3) SAP integration stuff is coming; LotusLive is... well.... live; Blackberry integration for Sametime and for Xpages is completely badass. While I might sound down on the announcements, it's only because the key story of the keynote was really about internet and partnership presence more than traditional technology solutions.
4) Matt, Bruce and Gayle won some well-deserved awards. And here's a log snippet for posterity...
Session Start (Nathan Freeman:Bruce Elgort): Fri Sep 28 12:29:28 2007
[12:29] Bruce Elgort: idea jam
[12:29] Bruce Elgort: with jam sessions
[12:29] Bruce Elgort: that will be it..and you will get public credit biatch
[12:34] Nathan Freeman: lol
[12:34] Nathan Freeman: well, thanks :)
[12:34] Nathan Freeman: dig the name
5) IBM's new commitment to OpenNTF.org was in the keynote! And the Board of Advisors finally had a serious meeting this morning to lay out plans for the coming months. IBM is putting a surprising amount of resources into this effort, with full time legal counsel and full time development resources. It really is going to change the way we think of the Lotus development community.
6) The blogger executive briefing continued to be a major highlight of the conference for me. The level of openness and clarity in that room is breathtaking. The only problem remains that with so many brilliant yellowbleeders in the room, even I have trouble squeezing a word in.
7) The next version of Foundations will be designed to plug-in to an existing Domino infrastructure as a "branch server." So SMB scaling and simplicity, but enterprise integration. And it'll run 8.5. I'd felt a bit let down by the technology in the last year, but I think they're finding their legs, and I'm definitely looking forward to working further with them.
8) Bob Picciano delivers techno-jargon like Data. It's a sight to behold. I can't wait to talk to him again.

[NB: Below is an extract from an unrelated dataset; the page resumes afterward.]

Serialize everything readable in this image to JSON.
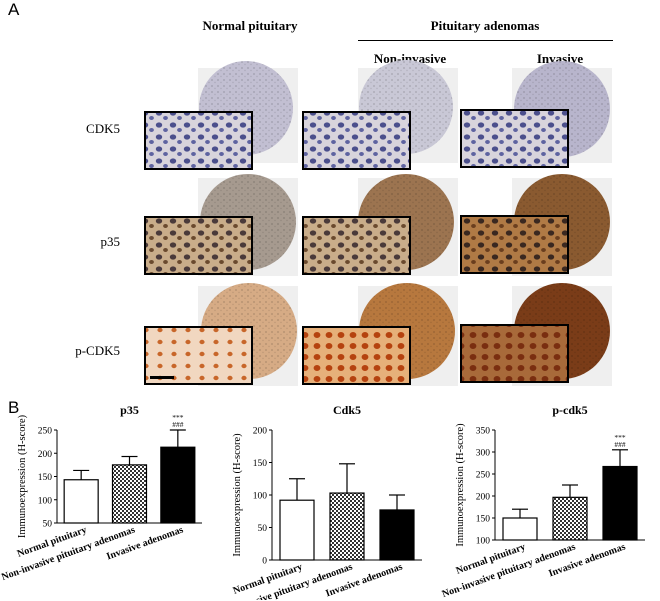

But at the same time, he wisely only spent 15 minutes in the blogger briefing, which allowed the various product & marketing VPs to address the audience directly. I enjoyed hearing Mike Rhodin respond to questions in the last two briefings like this, but he definitely dominated the conversation. This year was much more personable.

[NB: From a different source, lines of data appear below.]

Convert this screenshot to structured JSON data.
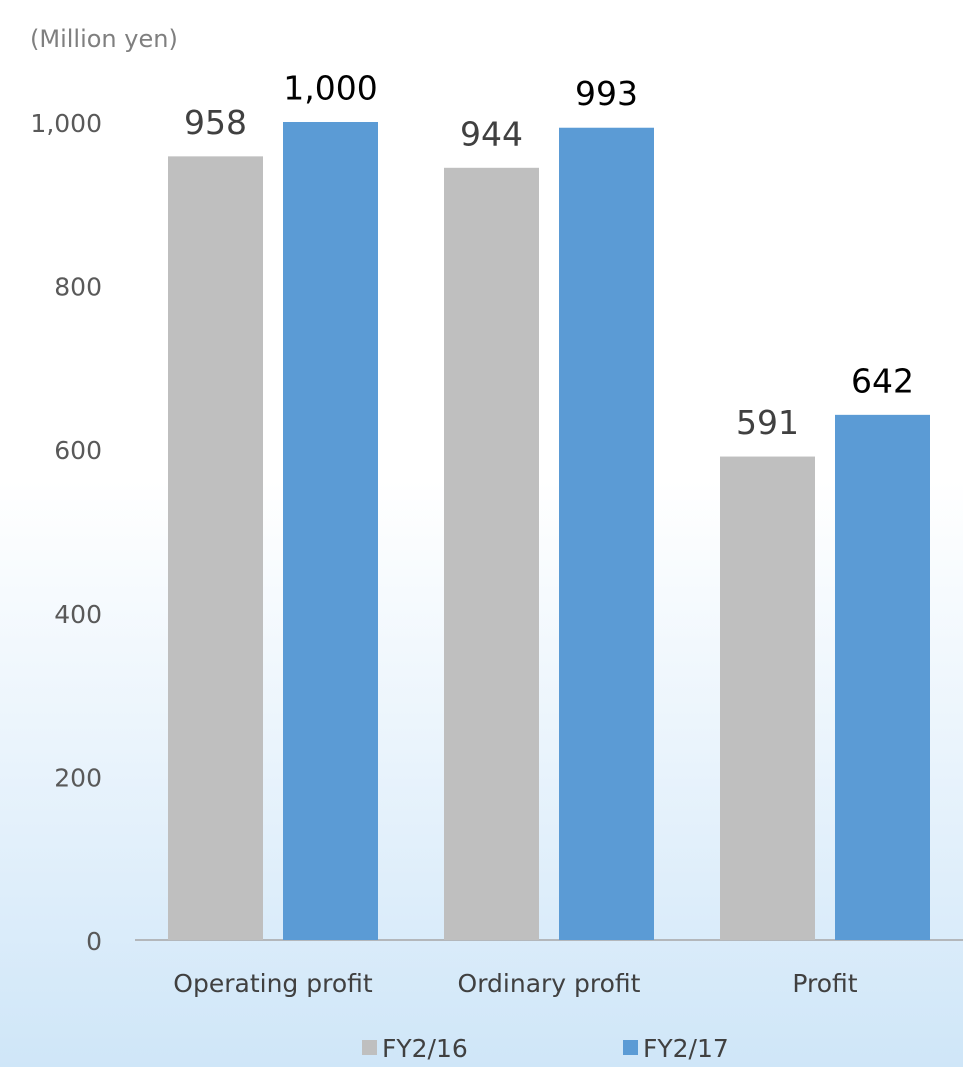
{
  "chart_data": {
    "type": "bar",
    "y_axis_label": "(Million yen)",
    "categories": [
      "Operating profit",
      "Ordinary profit",
      "Profit"
    ],
    "series": [
      {
        "name": "FY2/16",
        "color": "#bfbfbf",
        "values": [
          958,
          944,
          591
        ]
      },
      {
        "name": "FY2/17",
        "color": "#5b9bd5",
        "values": [
          1000,
          993,
          642
        ],
        "value_labels": [
          "1,000",
          "993",
          "642"
        ]
      }
    ],
    "ylim": [
      0,
      1000
    ],
    "yticks": [
      0,
      200,
      400,
      600,
      800,
      {
        "value": 1000,
        "label": "1,000"
      }
    ],
    "grid": false,
    "legend": "bottom"
  }
}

9) Forgive the shallowness of this remark, but I swear to god it's true: Lotusphere attendees are better looking this year. One particularly fetching redhead even blessed me with a little piece of Anguilla in a bag.
and finally...
10) Guess who is in the room directly across from mine? Whatever our differences of opinion, he's a helluva photographer to get this out of my mug. I think that might have to be my new BleedYellow portrait.
Okay... on to some session planning for tomorrow with the mighty Thomas Gumz. Thanks again for reading this far!